Mualaf Kampung Terpencil Terkendala Biaya Masuk Pesantren, Diangkat Jadi Anak Bupati Siak

bupati-siak-anak-mualaf.jpg
Mualaf dari Kampung terpencil Tanjung Pal, Sungai Apit, Siak, mengadu terkendala biaya masuk Pondok Pesantren. (HENDRA DEDAFTA/RIAU ONLINE)

RIAU ONLINE, SIAK - Bupati Siak Afni Zulkifli menjadikan Sugianto (15), seorang mualaf dan murid SMPN 8 Sungai Apit asal Kampung Tanjung Pal, Kecamatan Sungai Apit, Kabupaten Siak, Riau, sebagai anak angkatnya sekaligus menanggung seluruh biaya pendidikan di pondok pesantren.

Peristiwa haru itu terjadi saat Bupati Afni menyerahkan seragam sekolah gratis kepada siswa SD dan SMP di Kampung Tanjung Pal, Kamis, 21 Mei 2026.

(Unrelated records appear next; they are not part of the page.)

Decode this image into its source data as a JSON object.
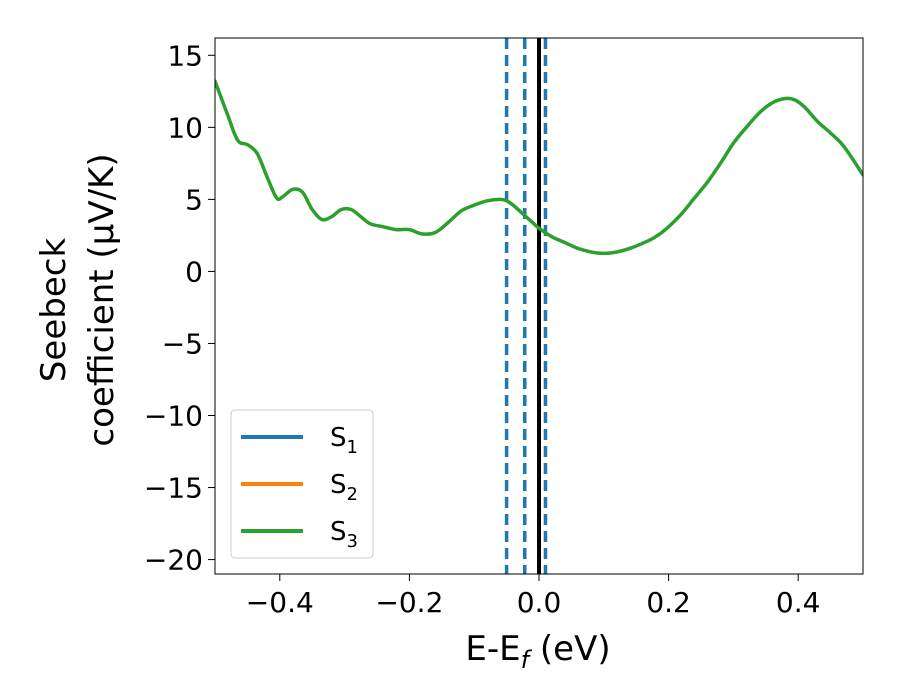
{
  "chart_data": {
    "type": "line",
    "xlabel": "E-E",
    "xlabel_sub": "f",
    "xlabel_unit": " (eV)",
    "ylabel_line1": "Seebeck",
    "ylabel_line2": "coefficient  (μV/K)",
    "xlim": [
      -0.5,
      0.5
    ],
    "ylim": [
      -21,
      16.2
    ],
    "x_ticks": [
      -0.4,
      -0.2,
      0.0,
      0.2,
      0.4
    ],
    "x_tick_labels": [
      "−0.4",
      "−0.2",
      "0.0",
      "0.2",
      "0.4"
    ],
    "y_ticks": [
      15,
      10,
      5,
      0,
      -5,
      -10,
      -15,
      -20
    ],
    "y_tick_labels": [
      "15",
      "10",
      "5",
      "0",
      "−5",
      "−10",
      "−15",
      "−20"
    ],
    "grid": false,
    "legend_placement": "lower-left",
    "series": [
      {
        "name": "S",
        "sub": "1",
        "color": "#1f77b4",
        "x": [],
        "y": []
      },
      {
        "name": "S",
        "sub": "2",
        "color": "#ff7f0e",
        "x": [],
        "y": []
      },
      {
        "name": "S",
        "sub": "3",
        "color": "#2ca02c",
        "x": [
          -0.5,
          -0.48,
          -0.465,
          -0.45,
          -0.435,
          -0.42,
          -0.405,
          -0.395,
          -0.38,
          -0.365,
          -0.35,
          -0.335,
          -0.32,
          -0.305,
          -0.29,
          -0.275,
          -0.26,
          -0.24,
          -0.22,
          -0.2,
          -0.18,
          -0.16,
          -0.14,
          -0.12,
          -0.1,
          -0.08,
          -0.06,
          -0.05,
          -0.04,
          -0.025,
          -0.01,
          0.0,
          0.02,
          0.04,
          0.06,
          0.08,
          0.1,
          0.12,
          0.14,
          0.16,
          0.18,
          0.2,
          0.22,
          0.24,
          0.26,
          0.28,
          0.3,
          0.32,
          0.34,
          0.36,
          0.38,
          0.395,
          0.41,
          0.43,
          0.45,
          0.47,
          0.5
        ],
        "y": [
          13.2,
          10.8,
          9.1,
          8.8,
          8.2,
          6.6,
          5.1,
          5.2,
          5.7,
          5.5,
          4.3,
          3.6,
          3.8,
          4.3,
          4.3,
          3.8,
          3.3,
          3.1,
          2.9,
          2.9,
          2.6,
          2.7,
          3.4,
          4.2,
          4.6,
          4.9,
          5.0,
          4.9,
          4.6,
          4.0,
          3.4,
          3.0,
          2.4,
          2.0,
          1.6,
          1.35,
          1.25,
          1.35,
          1.6,
          1.95,
          2.4,
          3.1,
          4.0,
          5.1,
          6.2,
          7.5,
          8.9,
          10.0,
          11.0,
          11.7,
          12.0,
          11.9,
          11.4,
          10.4,
          9.6,
          8.7,
          6.7
        ],
        "linewidth": 3.5
      }
    ],
    "vlines": [
      {
        "x": -0.05,
        "style": "dashed",
        "color": "#1f77b4"
      },
      {
        "x": -0.022,
        "style": "dashed",
        "color": "#1f77b4"
      },
      {
        "x": 0.0,
        "style": "solid",
        "color": "#000000"
      },
      {
        "x": 0.01,
        "style": "dashed",
        "color": "#1f77b4"
      }
    ]
  }
}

Di sela kegiatan tersebut, Yani, ibu dari Sugianto, menyampaikan langsung keluhannya kepada Bupati Siak terkait keinginan anaknya melanjutkan pendidikan tingkat SLTA di pondok pesantren.

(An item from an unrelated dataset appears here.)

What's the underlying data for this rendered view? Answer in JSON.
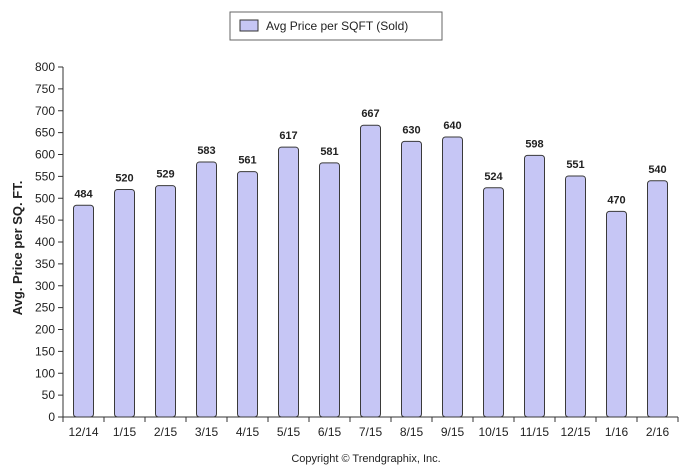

“Anak saya ingin lanjut sekolah di pondok pesantren, tapi saya bingung biaya, apalagi sekolahnya harus jauh dari rumah,” keluh Yani kepada Bupati Afni Z.

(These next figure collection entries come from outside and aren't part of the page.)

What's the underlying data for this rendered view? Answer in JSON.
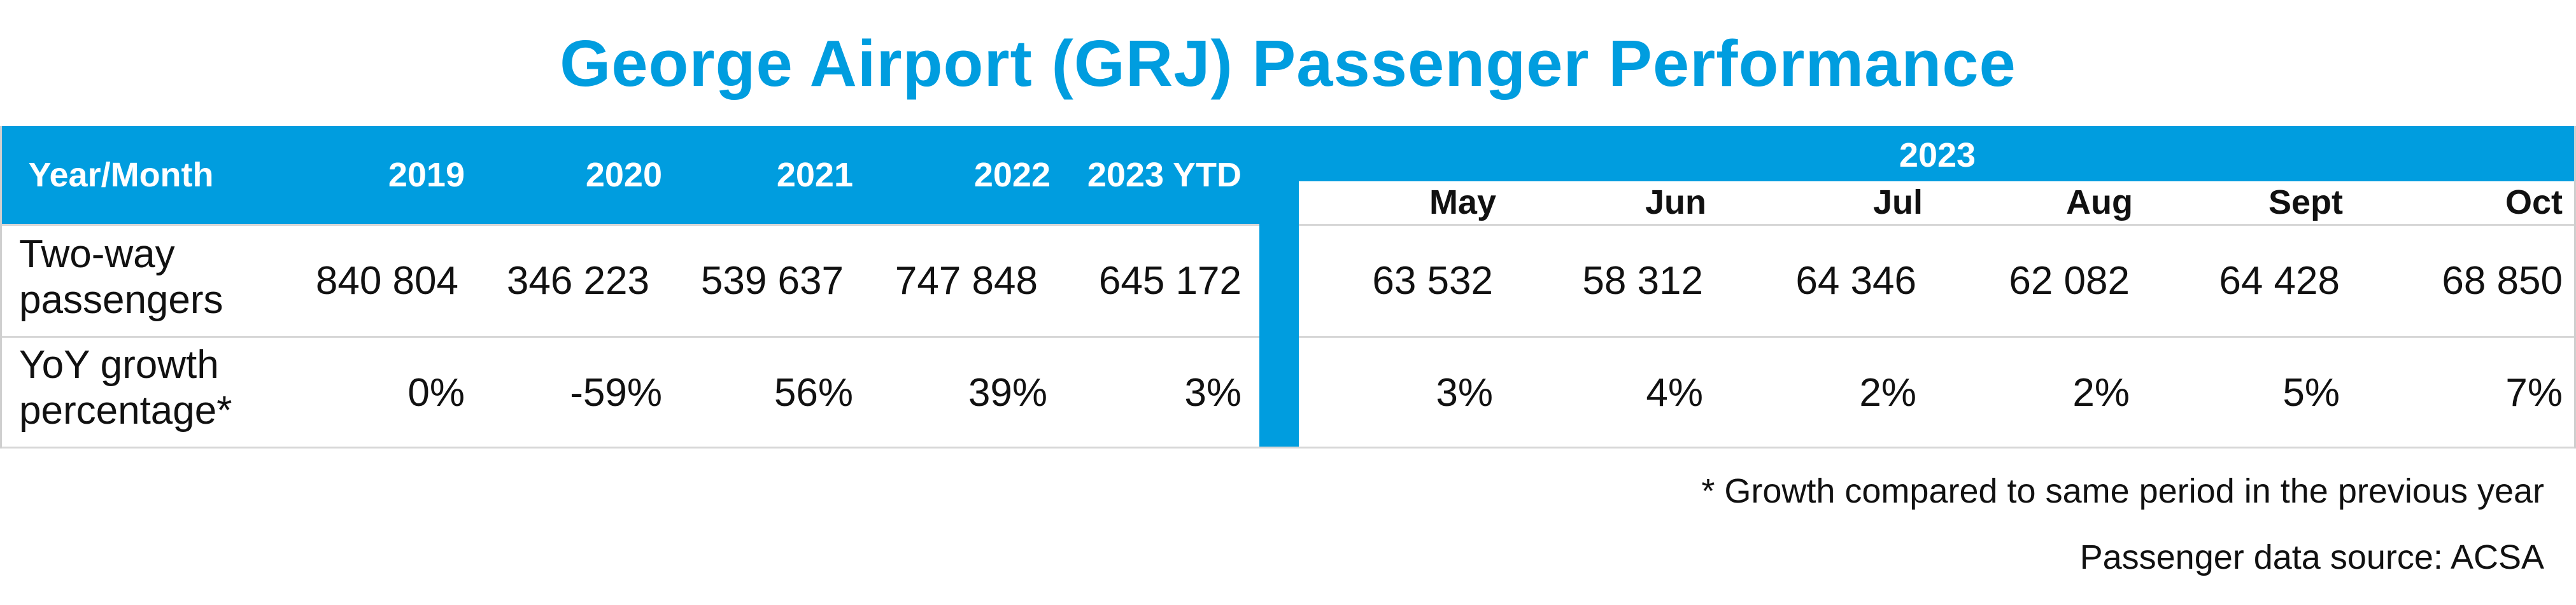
{
  "title": "George Airport (GRJ) Passenger Performance",
  "colors": {
    "accent": "#009ddf",
    "header_text": "#ffffff",
    "body_text": "#111111"
  },
  "table": {
    "left_headers": [
      "Year/Month",
      "2019",
      "2020",
      "2021",
      "2022",
      "2023 YTD"
    ],
    "right_group_label": "2023",
    "right_headers": [
      "May",
      "Jun",
      "Jul",
      "Aug",
      "Sept",
      "Oct"
    ],
    "rows": [
      {
        "label_line1": "Two-way",
        "label_line2": "passengers",
        "left_values": [
          "840 804",
          "346 223",
          "539 637",
          "747 848",
          "645 172"
        ],
        "right_values": [
          "63 532",
          "58 312",
          "64 346",
          "62 082",
          "64 428",
          "68 850"
        ]
      },
      {
        "label_line1": "YoY growth",
        "label_line2": "percentage*",
        "left_values": [
          "0%",
          "-59%",
          "56%",
          "39%",
          "3%"
        ],
        "right_values": [
          "3%",
          "4%",
          "2%",
          "2%",
          "5%",
          "7%"
        ]
      }
    ]
  },
  "footnotes": {
    "growth_note": "* Growth compared to same period in the previous year",
    "source_note": "Passenger data source: ACSA"
  }
}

Yani mengatakan, keinginan Sugianto untuk memperdalam pendidikan agama sangat besar. Ia khawatir cita-cita anaknya untuk belajar agama di pondok pesantren tidak dapat terwujud karena keterbatasan ekonomi keluarga.

Bupati Afni Zulkifli, menyatakan siap membantu pendidikan Sugianto. Bahkan menjadikannya sebagai anak angkat.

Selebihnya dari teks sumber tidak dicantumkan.